Pre-Covid, everything was going nicely and they were gearing up for a fantastic Easter. The pandemic arrived in March, bringing travel restrictions that put massive strain on small businesses not just at Tweedie Junction but throughout the Midlands which relies heavily on tourism through the Midlands Meander.
Lynne says she not only reduced rentals but tried to encourage struggling tenants. Some stayed and are rebuilding their businesses. “However, some couldn’t open again so I was heart sore about that. Being a landlord isn’t easy. Emotionally, it is quite tough. I feel my tenant’s pain when they are struggling and worried. Sometimes I don’t know what I can do to help them. At the same time, Debbie and I are partners and we have a responsibility to pay all our staff and run our business. We managed to pay everyone throughout Covid and we really try our hardest to do what’s best for everyone,” she says.
But new tenants have filled out the junction now and, as restrictions become distant memories and people begin travelling once more, Lynne is working hard to bring feet into the courtyard.
That, too, won’t be easy.

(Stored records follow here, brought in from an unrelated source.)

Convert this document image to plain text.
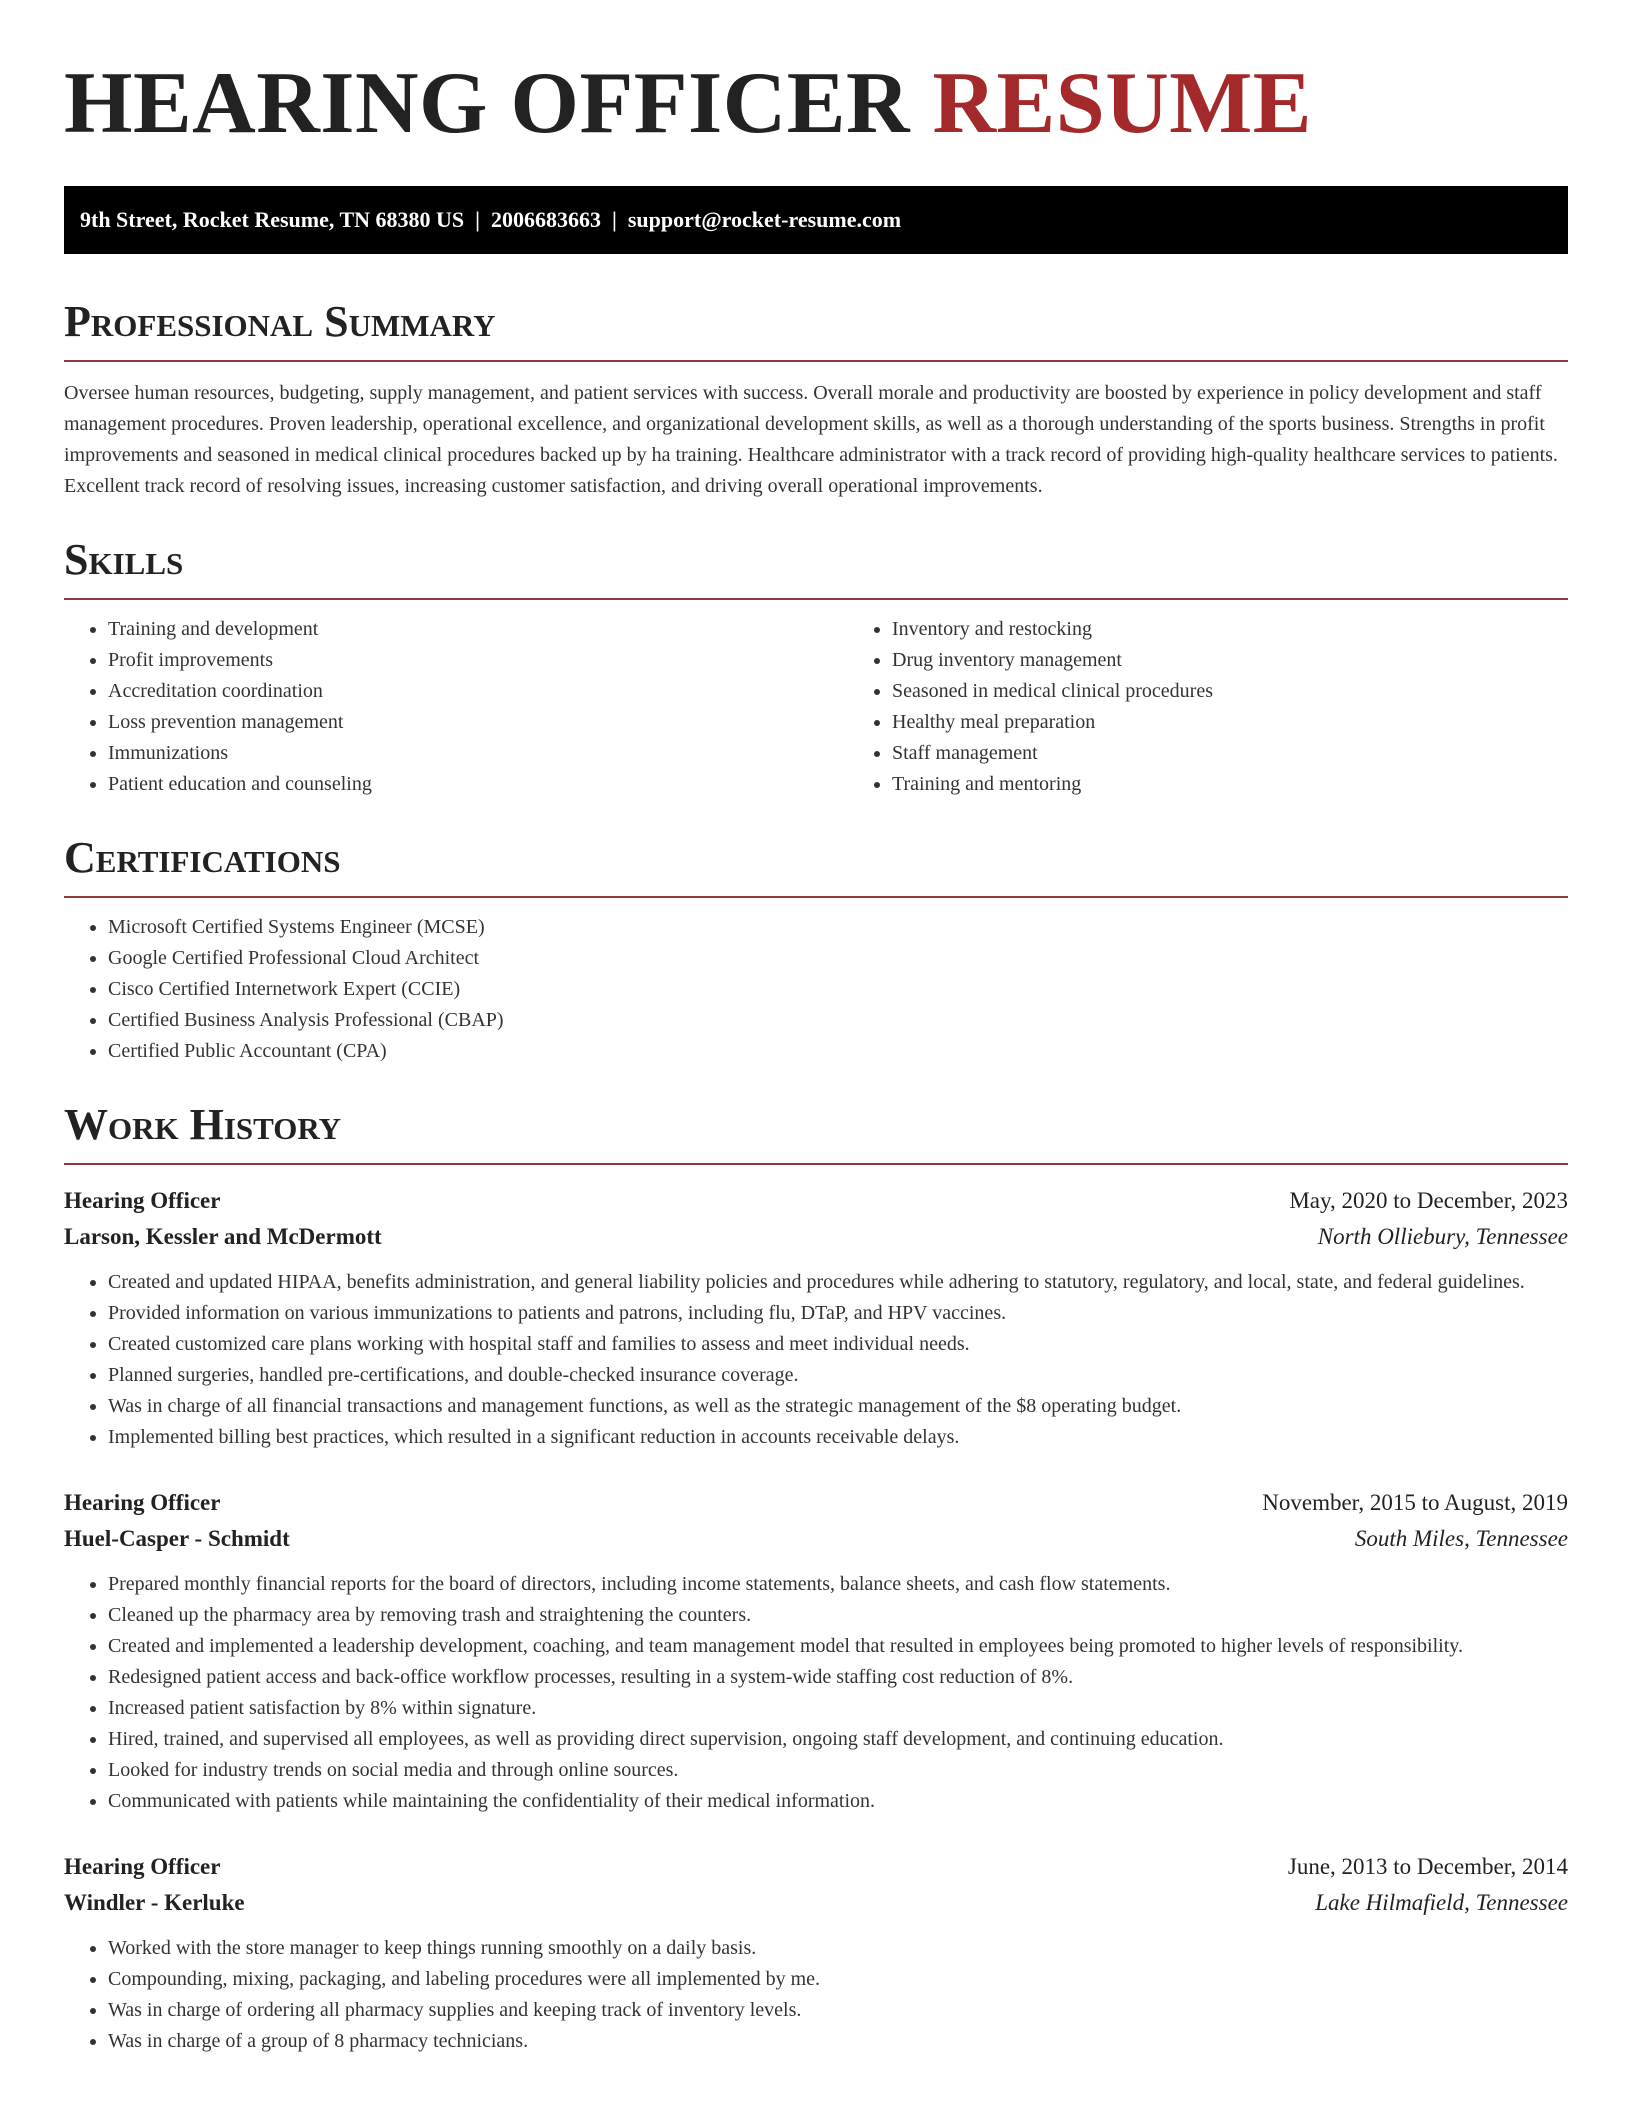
HEARING OFFICER RESUME
9th Street, Rocket Resume, TN 68380 US  |  2006683663  |  support@rocket-resume.com
Professional Summary
Oversee human resources, budgeting, supply management, and patient services with success. Overall morale and productivity are boosted by experience in policy development and staff management procedures. Proven leadership, operational excellence, and organizational development skills, as well as a thorough understanding of the sports business. Strengths in profit improvements and seasoned in medical clinical procedures backed up by ha training. Healthcare administrator with a track record of providing high-quality healthcare services to patients. Excellent track record of resolving issues, increasing customer satisfaction, and driving overall operational improvements.
Skills
• Training and development
• Profit improvements
• Accreditation coordination
• Loss prevention management
• Immunizations
• Patient education and counseling
• Inventory and restocking
• Drug inventory management
• Seasoned in medical clinical procedures
• Healthy meal preparation
• Staff management
• Training and mentoring
Certifications
• Microsoft Certified Systems Engineer (MCSE)
• Google Certified Professional Cloud Architect
• Cisco Certified Internetwork Expert (CCIE)
• Certified Business Analysis Professional (CBAP)
• Certified Public Accountant (CPA)
Work History
Hearing Officer	May, 2020 to December, 2023
Larson, Kessler and McDermott	North Olliebury, Tennessee
• Created and updated HIPAA, benefits administration, and general liability policies and procedures while adhering to statutory, regulatory, and local, state, and federal guidelines.
• Provided information on various immunizations to patients and patrons, including flu, DTaP, and HPV vaccines.
• Created customized care plans working with hospital staff and families to assess and meet individual needs.
• Planned surgeries, handled pre-certifications, and double-checked insurance coverage.
• Was in charge of all financial transactions and management functions, as well as the strategic management of the $8 operating budget.
• Implemented billing best practices, which resulted in a significant reduction in accounts receivable delays.
Hearing Officer	November, 2015 to August, 2019
Huel-Casper - Schmidt	South Miles, Tennessee
• Prepared monthly financial reports for the board of directors, including income statements, balance sheets, and cash flow statements.
• Cleaned up the pharmacy area by removing trash and straightening the counters.
• Created and implemented a leadership development, coaching, and team management model that resulted in employees being promoted to higher levels of responsibility.
• Redesigned patient access and back-office workflow processes, resulting in a system-wide staffing cost reduction of 8%.
• Increased patient satisfaction by 8% within signature.
• Hired, trained, and supervised all employees, as well as providing direct supervision, ongoing staff development, and continuing education.
• Looked for industry trends on social media and through online sources.
• Communicated with patients while maintaining the confidentiality of their medical information.
Hearing Officer	June, 2013 to December, 2014
Windler - Kerluke	Lake Hilmafield, Tennessee
• Worked with the store manager to keep things running smoothly on a daily basis.
• Compounding, mixing, packaging, and labeling procedures were all implemented by me.
• Was in charge of ordering all pharmacy supplies and keeping track of inventory levels.
• Was in charge of a group of 8 pharmacy technicians.
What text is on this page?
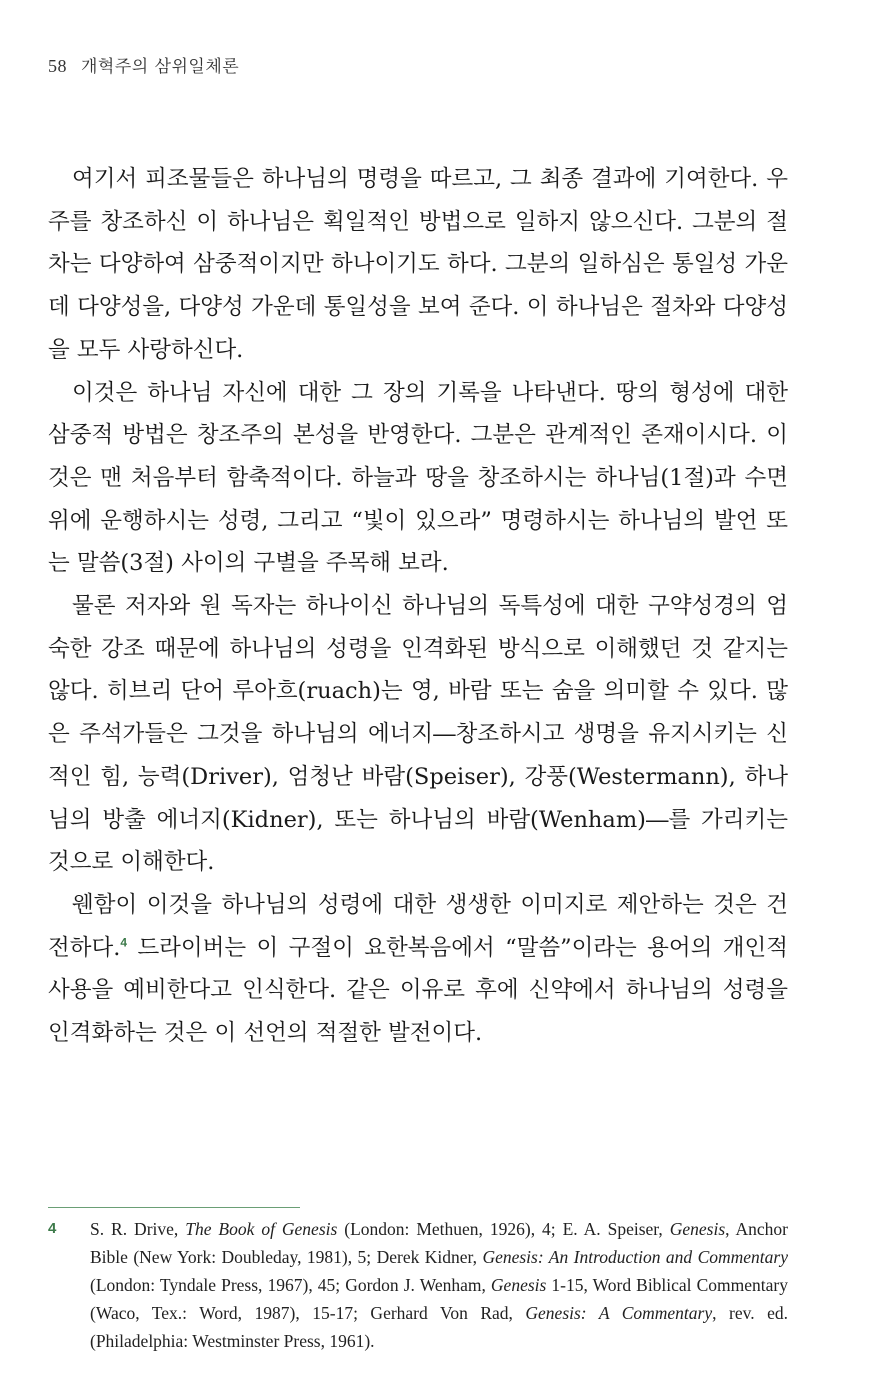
58 개혁주의 삼위일체론

여기서 피조물들은 하나님의 명령을 따르고, 그 최종 결과에 기여한다. 우주를 창조하신 이 하나님은 획일적인 방법으로 일하지 않으신다. 그분의 절차는 다양하여 삼중적이지만 하나이기도 하다. 그분의 일하심은 통일성 가운데 다양성을, 다양성 가운데 통일성을 보여 준다. 이 하나님은 절차와 다양성을 모두 사랑하신다.

이것은 하나님 자신에 대한 그 장의 기록을 나타낸다. 땅의 형성에 대한 삼중적 방법은 창조주의 본성을 반영한다. 그분은 관계적인 존재이시다. 이것은 맨 처음부터 함축적이다. 하늘과 땅을 창조하시는 하나님(1절)과 수면 위에 운행하시는 성령, 그리고 “빛이 있으라” 명령하시는 하나님의 발언 또는 말씀(3절) 사이의 구별을 주목해 보라.

물론 저자와 원 독자는 하나이신 하나님의 독특성에 대한 구약성경의 엄숙한 강조 때문에 하나님의 성령을 인격화된 방식으로 이해했던 것 같지는 않다. 히브리 단어 루아흐(ruach)는 영, 바람 또는 숨을 의미할 수 있다. 많은 주석가들은 그것을 하나님의 에너지―창조하시고 생명을 유지시키는 신적인 힘, 능력(Driver), 엄청난 바람(Speiser), 강풍(Westermann), 하나님의 방출 에너지(Kidner), 또는 하나님의 바람(Wenham)―를 가리키는 것으로 이해한다.

웬함이 이것을 하나님의 성령에 대한 생생한 이미지로 제안하는 것은 건전하다.$^4$ 드라이버는 이 구절이 요한복음에서 “말씀”이라는 용어의 개인적 사용을 예비한다고 인식한다. 같은 이유로 후에 신약에서 하나님의 성령을 인격화하는 것은 이 선언의 적절한 발전이다.

4	S. R. Drive, The Book of Genesis (London: Methuen, 1926), 4; E. A. Speiser, Genesis, Anchor Bible (New York: Doubleday, 1981), 5; Derek Kidner, Genesis: An Introduction and Commentary (London: Tyndale Press, 1967), 45; Gordon J. Wenham, Genesis 1-15, Word Biblical Commentary (Waco, Tex.: Word, 1987), 15-17; Gerhard Von Rad, Genesis: A Commentary, rev. ed. (Philadelphia: Westminster Press, 1961).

Petrol prices are high. The many people who made their way up from Durban for a day long mini meander have lost the habit of venturing out. Ongoing roadworks along the N3 have also caused traffic backlogs.
But, take it from me, it is well worth visiting Tweedie Junction for a reminder of why we all enjoyed wandering through fascinating shops prior to the pandemic and a reason to take up that wonderful and therapeutic retail habit all over again. It brings back all that authenticity and genuineness that retail researchers tell us that post Covid consumers will come to crave.
A personal favourite is the coffee shop’s immediate neighbour, Collective. Charming owner, Sonja Hilton, has an amazing collection of quirky items that range from beautiful antique furniture pieces to old lamps, type writers, telephones, scales, globes and other treasures.
Then it is into the courtyard and a first stop at Artefact, where Sandy Lynn Niel has everything from beautiful carpets to homeware and decorative items. Favourites have to be the enameled sinks which are more artwork than functional bathroom piece as well as the metalwork pieces. The butterflies that I bought are positioned proudly outside my front door as a reminder.
Then it’s on to The Framery where you are greeted by artist Tess Reid’s beautiful artworks. She has plenty of good advice for those wanting pictures framed on site- and a little detour to have a special piece framed by her is well worth it.
Heidi Kapp’s Linen and Lace has a wonderful array of the very sorts of things that its name suggests as well as herbal cosmetics and skincare products and unique clothing. Jabu’s Baskets which has an array of lovely decorative and storage items that are made locally.
Nestled in the corner is Crystal Deva where owner Eva De Fleuriot is happy to share her knowledge of crystals and natural healing as you wander through taking in a kaleidoscope of trinkets, jewellery and more.
It felt like I was in a whole different world in the nicest of ways.
A newcomer to the courtyard is Iron Bru. Owner Dirk Shutte takes Tweedie Junction back to its metal working roots. Although this craftsman does all sorts of steelwork – making gates, balustrades, burglar bars and more – his real passion is iron art. The reason that he opened his shop is to showcase a unique collection of decorative items and artefacts that have a distinctly industrial feel that is reminiscent of the steampunk era.
I agree with Lynne that the overall mix is a lovely one and can promise that this will be regular stop-off whenever I am in the Midlands. Given that we are all free to roam freely again and that I find even the shortest time spent in the Midlands is rest for the soul, hopefully that will be quite often.